President Tshisekedi and FM Biruta were received at a hotel in the capital Luanda by Angolan President Joao Lourenco, acting as a mediator between the two neighbors, an AFP correspondent saw.
The EAC's chair, Burundian President Evariste Ndayishimiye, and former Kenyan president Uhuru Kenyatta -- the EAC's "facilitator" in efforts to restore peace and security in the mineral-rich region -- were also in Luanda.
But Rwandan President Paul Kagame was not in attendance, for reasons that were not immediately clear nor explained.
Eastern Democratic Republic of Congo has witnessed fierce fighting in recent months between Congolese troops and the M23 rebel group.
The M23, a largely Tutsi militia, has seized swathes of territory across North Kivu province, edging towards the region's main city of Goma.
The clashes have triggered a diplomatic row, with the DRC accusing Rwanda of abetting the rebels, something that its far smaller neighbor denies.
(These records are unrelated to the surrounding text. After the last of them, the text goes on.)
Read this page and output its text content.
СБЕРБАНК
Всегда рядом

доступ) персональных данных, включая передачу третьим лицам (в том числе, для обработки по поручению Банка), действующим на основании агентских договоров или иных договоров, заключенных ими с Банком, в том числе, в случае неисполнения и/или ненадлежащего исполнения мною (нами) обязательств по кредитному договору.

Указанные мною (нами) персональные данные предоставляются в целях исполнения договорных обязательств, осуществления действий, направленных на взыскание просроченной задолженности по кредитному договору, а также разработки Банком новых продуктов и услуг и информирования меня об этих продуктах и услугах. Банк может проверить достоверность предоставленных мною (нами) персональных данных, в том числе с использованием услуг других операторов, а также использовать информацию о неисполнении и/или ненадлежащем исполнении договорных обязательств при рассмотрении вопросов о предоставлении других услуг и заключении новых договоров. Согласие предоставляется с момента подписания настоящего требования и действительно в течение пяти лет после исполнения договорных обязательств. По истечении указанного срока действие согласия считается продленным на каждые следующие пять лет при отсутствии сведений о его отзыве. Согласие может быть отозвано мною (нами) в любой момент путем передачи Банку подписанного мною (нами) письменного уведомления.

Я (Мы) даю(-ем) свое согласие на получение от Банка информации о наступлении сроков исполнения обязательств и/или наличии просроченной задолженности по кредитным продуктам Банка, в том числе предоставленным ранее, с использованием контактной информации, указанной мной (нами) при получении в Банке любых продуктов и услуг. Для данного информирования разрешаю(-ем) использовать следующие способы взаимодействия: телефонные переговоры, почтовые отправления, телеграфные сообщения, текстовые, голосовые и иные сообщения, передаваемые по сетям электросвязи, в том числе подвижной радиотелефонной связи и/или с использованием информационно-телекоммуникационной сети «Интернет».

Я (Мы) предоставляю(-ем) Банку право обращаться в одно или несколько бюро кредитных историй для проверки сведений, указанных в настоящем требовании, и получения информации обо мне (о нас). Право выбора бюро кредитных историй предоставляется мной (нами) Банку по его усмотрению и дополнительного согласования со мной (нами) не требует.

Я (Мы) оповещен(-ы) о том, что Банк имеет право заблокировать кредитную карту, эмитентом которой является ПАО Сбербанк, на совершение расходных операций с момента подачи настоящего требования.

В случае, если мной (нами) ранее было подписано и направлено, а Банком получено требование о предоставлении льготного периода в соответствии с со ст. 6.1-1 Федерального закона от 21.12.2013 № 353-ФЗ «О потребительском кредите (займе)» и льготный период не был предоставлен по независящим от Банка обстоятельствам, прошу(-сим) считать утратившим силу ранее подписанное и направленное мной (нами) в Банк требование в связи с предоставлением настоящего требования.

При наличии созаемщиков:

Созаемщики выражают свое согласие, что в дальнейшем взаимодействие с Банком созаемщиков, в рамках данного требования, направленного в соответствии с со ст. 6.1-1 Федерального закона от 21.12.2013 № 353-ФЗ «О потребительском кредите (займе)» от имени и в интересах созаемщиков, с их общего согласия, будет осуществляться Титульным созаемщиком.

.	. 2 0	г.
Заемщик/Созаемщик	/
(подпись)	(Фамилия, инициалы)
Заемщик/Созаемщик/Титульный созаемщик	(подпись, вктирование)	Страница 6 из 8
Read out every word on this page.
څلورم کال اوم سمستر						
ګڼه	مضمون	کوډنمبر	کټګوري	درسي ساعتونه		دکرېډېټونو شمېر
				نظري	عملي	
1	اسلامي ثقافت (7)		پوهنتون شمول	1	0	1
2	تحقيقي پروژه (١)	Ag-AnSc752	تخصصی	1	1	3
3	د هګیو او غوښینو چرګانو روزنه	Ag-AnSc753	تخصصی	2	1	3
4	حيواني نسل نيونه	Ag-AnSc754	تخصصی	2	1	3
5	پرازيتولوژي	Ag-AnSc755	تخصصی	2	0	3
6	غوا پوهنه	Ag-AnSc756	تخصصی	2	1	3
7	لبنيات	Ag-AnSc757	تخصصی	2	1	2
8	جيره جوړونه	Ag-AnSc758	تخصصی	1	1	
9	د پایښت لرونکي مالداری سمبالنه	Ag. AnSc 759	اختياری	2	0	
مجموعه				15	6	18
The East African Community (EAC), of which Rwanda is a member, has also vowed to deploy a joint force to quell the violence.
Kenyan soldiers arrived in the DRC earlier this month and Uganda says it will shortly deploy around 1,000 troops.
On Tuesday, Kinshasa said it would not sit down for talks with M23 rebels until the group withdrew from the areas it controlled.
Meanwhile, Rwanda, denying the DRC's charges against it, accuses Kinshasa of colluding with the Democratic Forces for the Liberation of Rwanda (FDLR) -- a former Rwandan Hutu rebel group that was established in the DRC after the 1994 genocide.